Можете себе представить рождественский обед в их доме, где никто из моих близких не бывал, кроме моей мамы (о да, она должна была зайти к ним после приезда Линды) и дяди Гэвина: столовая — стол, буфет, сервант, канделябры, расставленные точно так, как стояли они в мемфисском мебельном магазине, где он, Сноупс, обменял на эти вещи старинную обстановку матери майора де Спейна; на одном конце стола — он, на другом — Линда, и лакей в белой куртке им прислуживает; он, этот старый сукин сын с рыбьей кровью, весь словарь которого состоит из двух слов: «НЕТ» и «ПРОСРОЧЕНО», и она, невеста безмолвия, более непорочная в своей чистоте, чем жена Цезаря[35], потому что она была навеки неуязвима, навсегда защищена этой извечной чистотой, и, конечно, она не услышала бы его, даже если бы ему было что сказать ей, так же как он не понял бы ее, ибо они говорили на разных языках. Так они сидели лицом к лицу, выполняя длинный, мучительный обряд, к которому этот день из всех дней в году их обязывал, и никто не знал, зачем они это делали, терпели, зачем она это терпела и выносила, какой ритуал соблюдала, какое выполняла обязательство — или, как знать, какое знамение воплощала, чтобы он ни о чем не забывал. Может быть, потому так и вышло. Я хочу сказать — может быть, потому она и вернулась в Джефферсон. Наверно, не за тем, чтобы выйти замуж за Гэвина Стивенса. Во всяком случае, пока что не за этим.

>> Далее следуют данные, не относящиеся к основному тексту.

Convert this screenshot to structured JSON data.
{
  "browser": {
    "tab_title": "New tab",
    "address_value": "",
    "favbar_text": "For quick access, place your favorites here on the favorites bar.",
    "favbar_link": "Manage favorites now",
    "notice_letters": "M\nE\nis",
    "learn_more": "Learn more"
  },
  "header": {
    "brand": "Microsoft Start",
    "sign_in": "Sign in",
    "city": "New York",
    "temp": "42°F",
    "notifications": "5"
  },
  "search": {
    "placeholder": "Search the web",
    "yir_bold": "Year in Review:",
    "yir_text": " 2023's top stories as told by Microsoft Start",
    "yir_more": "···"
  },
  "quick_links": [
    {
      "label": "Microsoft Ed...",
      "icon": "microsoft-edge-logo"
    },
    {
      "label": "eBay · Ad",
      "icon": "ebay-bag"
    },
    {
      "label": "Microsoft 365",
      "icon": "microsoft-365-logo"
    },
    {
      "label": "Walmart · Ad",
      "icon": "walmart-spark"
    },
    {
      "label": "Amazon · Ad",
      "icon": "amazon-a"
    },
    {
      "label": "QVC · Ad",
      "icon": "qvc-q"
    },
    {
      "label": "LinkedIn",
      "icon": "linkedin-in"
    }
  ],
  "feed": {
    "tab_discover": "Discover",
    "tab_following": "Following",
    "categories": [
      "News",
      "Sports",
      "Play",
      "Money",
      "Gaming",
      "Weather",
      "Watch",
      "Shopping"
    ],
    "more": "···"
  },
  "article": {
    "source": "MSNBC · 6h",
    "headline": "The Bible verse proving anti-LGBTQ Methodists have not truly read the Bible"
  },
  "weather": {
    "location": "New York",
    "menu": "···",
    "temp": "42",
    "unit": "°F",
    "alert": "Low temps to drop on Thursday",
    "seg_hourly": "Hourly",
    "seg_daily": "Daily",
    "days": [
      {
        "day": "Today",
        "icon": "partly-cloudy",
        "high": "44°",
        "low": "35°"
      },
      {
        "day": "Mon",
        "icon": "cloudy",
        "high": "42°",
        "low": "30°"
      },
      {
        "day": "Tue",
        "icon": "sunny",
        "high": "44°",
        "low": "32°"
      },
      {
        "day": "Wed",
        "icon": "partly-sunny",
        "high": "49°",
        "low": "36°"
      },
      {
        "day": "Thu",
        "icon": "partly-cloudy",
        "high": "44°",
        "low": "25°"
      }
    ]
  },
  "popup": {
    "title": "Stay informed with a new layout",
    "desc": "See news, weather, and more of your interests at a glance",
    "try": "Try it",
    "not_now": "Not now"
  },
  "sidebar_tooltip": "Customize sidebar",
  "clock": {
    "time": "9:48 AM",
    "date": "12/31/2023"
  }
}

В общем, к нам ее позвали просто отужинать, хотя моя мама уверяла и сама безоговорочно верила, что ужин устроили в честь моего приезда. Я же только что сказал, что женщины — удивительный народ. У нее, у Линды, был подарок (угадай от кого?), крошечный блокнот из тонких пластинок слоновой кости с золотыми уголками, в каждой строке еле умещалось три слова, и странички переворачивались на золотых колечках, и к нему золотой карандашик, им можно было писать, а потом стирать написанное носовым платком, или бумажкой, или второпях, по-мужски, послюнив палец, а потом опять писать (наверно, он ей подарил эту штучку взамен той золотой зажигалки с инициалами «Г.Л.С.», хотя в его инициалах не было никакого "Л", да и вообще у него никакого третьего инициала не было, а она подарила ему эту зажигалку пять лет назад, только он никогда не пользовался ею: он был твердо убежден, что зажигалка придает табаку бензиновый вкус. Мама тоже пользовалась этим блокнотиком, как и все мы, но у нее это выходило вполне естественно, как обычные жесты в разговоре. Потому что при этом она разговаривала с Линдой, не заглядывая в блокнот, а прямо смотря ей в глаза, так что, наверно, нельзя было даже разобрать те закорючки, какие она писала, не глядя, если только она вообще что-нибудь писала, потому что она говорила с Линдой совершенно так же, как со всеми нами. "И провались я на месте, если Линда ее не понимала, они обе болтали и смеялись, как все обыкновенные женщины, хотя, может быть, женщины вообще друг друга не слушают, им это, может, и не нужно, они как-то умеют общаться без слов, еще до того, как заговорят.